Just for fun, I ran the linear regression with the Scikit-learn library too:
# This is a Python chunk
import numpy as np
from sklearn.linear_model import LinearRegression
regressor = LinearRegression()
x = r.mtcars[["hp"]]
y = r.mtcars[["mpg"]]
model_scikit = regressor.fit(x, y)
print(model_scikit.intercept_)
## [30.09886054]
print(model_scikit.coef_)
## [[-0.06822828]]
Let’s access the model
variable in R and see what type of object it is in R:
# This is an R chunk
model_r <- py$model
class(model_r)
## [1] "statsmodels.regression.linear_model.RegressionResultsWrapper"
## [2] "statsmodels.base.wrapper.ResultsWrapper"
## [3] "python.builtin.object"
So because this is a custom Python object, it does not get converted into the equivalent R object.
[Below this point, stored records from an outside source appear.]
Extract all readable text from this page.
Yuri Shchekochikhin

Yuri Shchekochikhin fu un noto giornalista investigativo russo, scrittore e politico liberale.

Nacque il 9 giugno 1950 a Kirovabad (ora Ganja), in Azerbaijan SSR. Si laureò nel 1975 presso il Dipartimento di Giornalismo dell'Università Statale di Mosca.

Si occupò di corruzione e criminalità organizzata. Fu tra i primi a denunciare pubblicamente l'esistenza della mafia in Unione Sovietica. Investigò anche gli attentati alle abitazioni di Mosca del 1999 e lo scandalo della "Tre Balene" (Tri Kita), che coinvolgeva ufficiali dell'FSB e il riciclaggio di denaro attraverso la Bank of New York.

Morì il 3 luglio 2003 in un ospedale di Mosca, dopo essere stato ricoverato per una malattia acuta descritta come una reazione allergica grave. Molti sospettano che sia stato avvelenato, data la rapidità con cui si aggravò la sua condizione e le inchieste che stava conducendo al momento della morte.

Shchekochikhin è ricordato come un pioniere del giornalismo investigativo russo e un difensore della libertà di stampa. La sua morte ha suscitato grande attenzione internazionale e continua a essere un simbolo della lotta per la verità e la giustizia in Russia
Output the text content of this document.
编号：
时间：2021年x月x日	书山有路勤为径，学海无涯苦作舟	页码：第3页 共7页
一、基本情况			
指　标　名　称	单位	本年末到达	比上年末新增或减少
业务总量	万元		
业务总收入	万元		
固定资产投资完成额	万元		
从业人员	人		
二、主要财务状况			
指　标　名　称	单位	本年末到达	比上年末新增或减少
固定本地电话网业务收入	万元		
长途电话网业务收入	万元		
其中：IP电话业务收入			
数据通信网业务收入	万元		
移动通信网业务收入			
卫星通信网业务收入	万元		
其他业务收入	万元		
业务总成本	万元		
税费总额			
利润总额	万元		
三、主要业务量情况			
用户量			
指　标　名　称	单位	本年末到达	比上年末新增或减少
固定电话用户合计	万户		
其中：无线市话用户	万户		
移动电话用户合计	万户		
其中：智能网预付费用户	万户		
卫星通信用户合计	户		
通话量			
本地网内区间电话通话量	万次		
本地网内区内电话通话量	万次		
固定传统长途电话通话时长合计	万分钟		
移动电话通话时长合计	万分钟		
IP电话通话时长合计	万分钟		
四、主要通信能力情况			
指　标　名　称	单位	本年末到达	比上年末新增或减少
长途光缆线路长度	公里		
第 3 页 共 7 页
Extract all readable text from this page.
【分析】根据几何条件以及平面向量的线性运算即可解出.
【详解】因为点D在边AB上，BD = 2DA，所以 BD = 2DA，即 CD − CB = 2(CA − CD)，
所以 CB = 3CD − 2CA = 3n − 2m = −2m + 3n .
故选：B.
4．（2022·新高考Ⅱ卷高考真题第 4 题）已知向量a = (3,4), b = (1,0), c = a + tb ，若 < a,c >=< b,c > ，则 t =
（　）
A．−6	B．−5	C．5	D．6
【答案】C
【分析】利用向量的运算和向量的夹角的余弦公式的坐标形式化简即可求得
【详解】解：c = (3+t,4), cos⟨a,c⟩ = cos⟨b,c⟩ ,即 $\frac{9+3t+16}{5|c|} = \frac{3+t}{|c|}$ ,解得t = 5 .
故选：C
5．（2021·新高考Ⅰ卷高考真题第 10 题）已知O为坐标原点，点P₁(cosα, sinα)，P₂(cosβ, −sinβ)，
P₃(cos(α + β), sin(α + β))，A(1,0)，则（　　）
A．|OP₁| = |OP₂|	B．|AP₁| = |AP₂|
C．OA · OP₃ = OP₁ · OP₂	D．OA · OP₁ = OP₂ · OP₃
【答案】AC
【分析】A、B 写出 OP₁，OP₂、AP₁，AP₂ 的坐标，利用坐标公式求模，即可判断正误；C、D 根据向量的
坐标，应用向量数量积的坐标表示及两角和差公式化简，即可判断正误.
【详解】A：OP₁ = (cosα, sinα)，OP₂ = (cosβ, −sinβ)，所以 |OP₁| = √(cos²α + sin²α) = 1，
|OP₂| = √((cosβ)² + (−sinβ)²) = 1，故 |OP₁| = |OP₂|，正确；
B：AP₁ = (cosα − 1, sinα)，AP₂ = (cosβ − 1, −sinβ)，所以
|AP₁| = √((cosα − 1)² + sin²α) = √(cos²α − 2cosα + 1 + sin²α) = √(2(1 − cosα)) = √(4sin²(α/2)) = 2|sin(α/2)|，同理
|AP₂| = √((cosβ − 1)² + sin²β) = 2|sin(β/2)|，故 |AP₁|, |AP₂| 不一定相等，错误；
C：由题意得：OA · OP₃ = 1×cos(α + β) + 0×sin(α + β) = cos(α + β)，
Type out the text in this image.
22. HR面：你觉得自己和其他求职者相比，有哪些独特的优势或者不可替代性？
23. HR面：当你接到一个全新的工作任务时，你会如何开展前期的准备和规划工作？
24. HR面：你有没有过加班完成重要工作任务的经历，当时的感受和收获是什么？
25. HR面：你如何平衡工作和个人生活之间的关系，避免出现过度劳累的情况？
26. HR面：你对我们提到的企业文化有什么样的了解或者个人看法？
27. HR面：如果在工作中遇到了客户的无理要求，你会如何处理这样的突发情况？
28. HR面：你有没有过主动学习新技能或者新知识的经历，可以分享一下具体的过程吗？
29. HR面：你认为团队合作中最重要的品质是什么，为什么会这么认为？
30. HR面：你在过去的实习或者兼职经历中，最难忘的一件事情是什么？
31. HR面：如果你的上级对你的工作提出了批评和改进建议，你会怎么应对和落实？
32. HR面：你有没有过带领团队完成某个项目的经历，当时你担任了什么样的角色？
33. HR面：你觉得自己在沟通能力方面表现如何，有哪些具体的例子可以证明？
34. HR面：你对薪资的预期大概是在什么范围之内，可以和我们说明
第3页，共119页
This is described here. However, you can still use Python methods from within an R chunk!
# This is an R chunk
model_r$aic
## [1] 179.2386
model_r$params
## Intercept hp
## 30.09886054 -0.06822828
I must say that I am very impressed with the {reticulate}
package. I think that even if you are primarily a Python user, this is still very interesting to know in case you need a specific function from an R package. Just write all your script inside a Python Markdown chunk and then use the R function you need from an R chunk! Of course there is also a way to use R from Python, a Python library called rpy2
but I am not very familiar with it. From what I read, it seems to be also quite simple to use.